La sortie de Rez Infinite sur plateformes modernes était l’occasion parfaite de tester ce jeu culte de la Dreamcast. Et quel jeu ! Le gameplay est extrêmement basique : c’est un rail shooter où il faut faire des chaînes d’ennemi. Un seul bouton, mais combien de feedbacks sensoriels qui nous immergent dans l’aventure. La musique est l’âme du niveau, qui synchronise le visuel et les vibrations de la manette. Il est difficile de décrire ce qui rend le jeu aussi particulier et excellent, si ce n’est les feedbacks : il faut donc me croire — et son statut d’œuvre culture — sur parole.

Cependant, pour un jeu basé sur les feedbacks, ceux-ci sont parfois en demi-teinte. La lisibilité des impacts est notamment très mauvaise.

Cette nouvelle version possède une zone qui lui est propre, l’Area X. La différence principale, outre le visuel absolument sublime, est que l’on se déplace librement dans celle-ci.

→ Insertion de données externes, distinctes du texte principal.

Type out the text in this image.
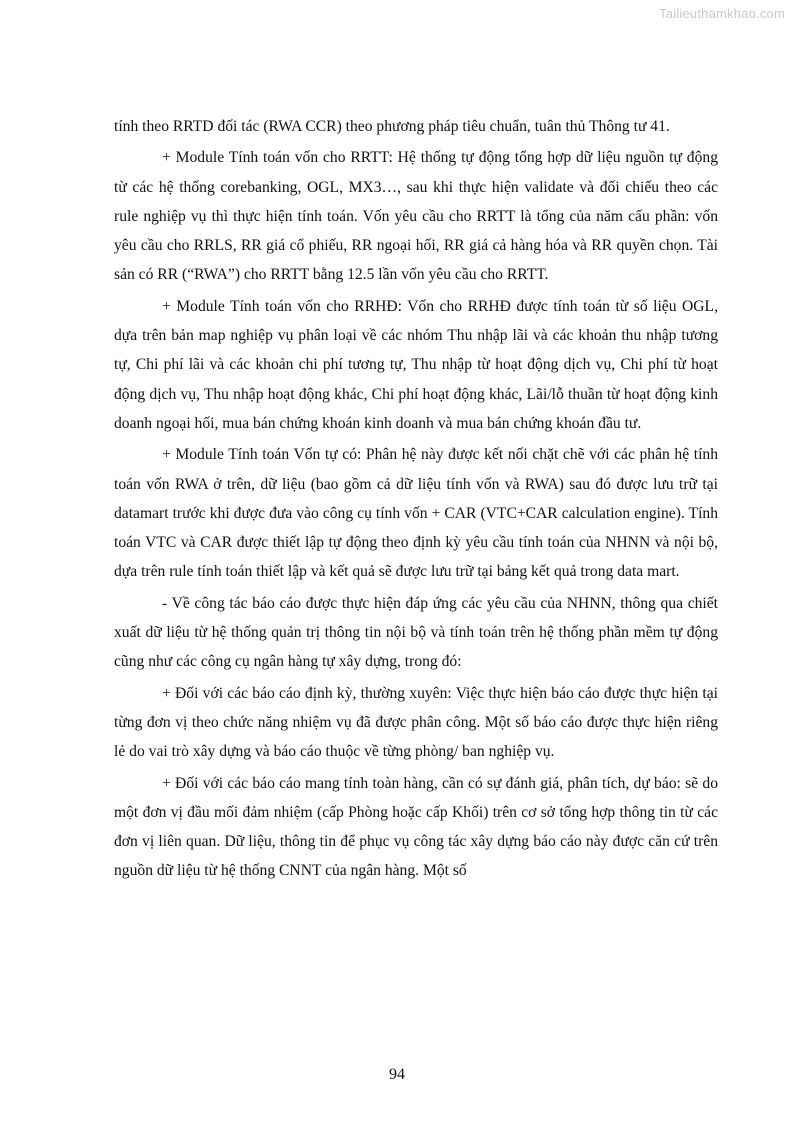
Tailieuthamkhao.com

tính theo RRTD đối tác (RWA CCR) theo phương pháp tiêu chuẩn, tuân thủ Thông tư 41.

+ Module Tính toán vốn cho RRTT: Hệ thống tự động tổng hợp dữ liệu nguồn tự động từ các hệ thống corebanking, OGL, MX3…, sau khi thực hiện validate và đối chiếu theo các rule nghiệp vụ thì thực hiện tính toán. Vốn yêu cầu cho RRTT là tổng của năm cấu phần: vốn yêu cầu cho RRLS, RR giá cổ phiếu, RR ngoại hối, RR giá cả hàng hóa và RR quyền chọn. Tài sản có RR (“RWA”) cho RRTT bằng 12.5 lần vốn yêu cầu cho RRTT.

+ Module Tính toán vốn cho RRHĐ: Vốn cho RRHĐ được tính toán từ số liệu OGL, dựa trên bản map nghiệp vụ phân loại về các nhóm Thu nhập lãi và các khoản thu nhập tương tự, Chi phí lãi và các khoản chi phí tương tự, Thu nhập từ hoạt động dịch vụ, Chi phí từ hoạt động dịch vụ, Thu nhập hoạt động khác, Chi phí hoạt động khác, Lãi/lỗ thuần từ hoạt động kinh doanh ngoại hối, mua bán chứng khoán kinh doanh và mua bán chứng khoán đầu tư.

+ Module Tính toán Vốn tự có: Phân hệ này được kết nối chặt chẽ với các phân hệ tính toán vốn RWA ở trên, dữ liệu (bao gồm cả dữ liệu tính vốn và RWA) sau đó được lưu trữ tại datamart trước khi được đưa vào công cụ tính vốn + CAR (VTC+CAR calculation engine). Tính toán VTC và CAR được thiết lập tự động theo định kỳ yêu cầu tính toán của NHNN và nội bộ, dựa trên rule tính toán thiết lập và kết quả sẽ được lưu trữ tại bảng kết quả trong data mart.

- Về công tác báo cáo được thực hiện đáp ứng các yêu cầu của NHNN, thông qua chiết xuất dữ liệu từ hệ thống quản trị thông tin nội bộ và tính toán trên hệ thống phần mềm tự động cũng như các công cụ ngân hàng tự xây dựng, trong đó:

+ Đối với các báo cáo định kỳ, thường xuyên: Việc thực hiện báo cáo được thực hiện tại từng đơn vị theo chức năng nhiệm vụ đã được phân công. Một số báo cáo được thực hiện riêng lẻ do vai trò xây dựng và báo cáo thuộc về từng phòng/ ban nghiệp vụ.

+ Đối với các báo cáo mang tính toàn hàng, cần có sự đánh giá, phân tích, dự báo: sẽ do một đơn vị đầu mối đảm nhiệm (cấp Phòng hoặc cấp Khối) trên cơ sở tổng hợp thông tin từ các đơn vị liên quan. Dữ liệu, thông tin để phục vụ công tác xây dựng báo cáo này được căn cứ trên nguồn dữ liệu từ hệ thống CNNT của ngân hàng. Một số

94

Si l’ambiance est absolument géniale, le déplacement rend la lisibilité pénible. Les phases sont également un peu trop longues. Ce qui aurait pu être l’accomplissement du jeu est au final une belle expérience mais en deçà de ce qu’elle aurait pu être.

Mais aucune raison d’être aussi négatif, Rez Infinite est une œuvre magnifique, une machine à feedbacks sensoriels qu’il faut absolument tester au moins une fois dans sa vie. Que la Dreamcast était belle !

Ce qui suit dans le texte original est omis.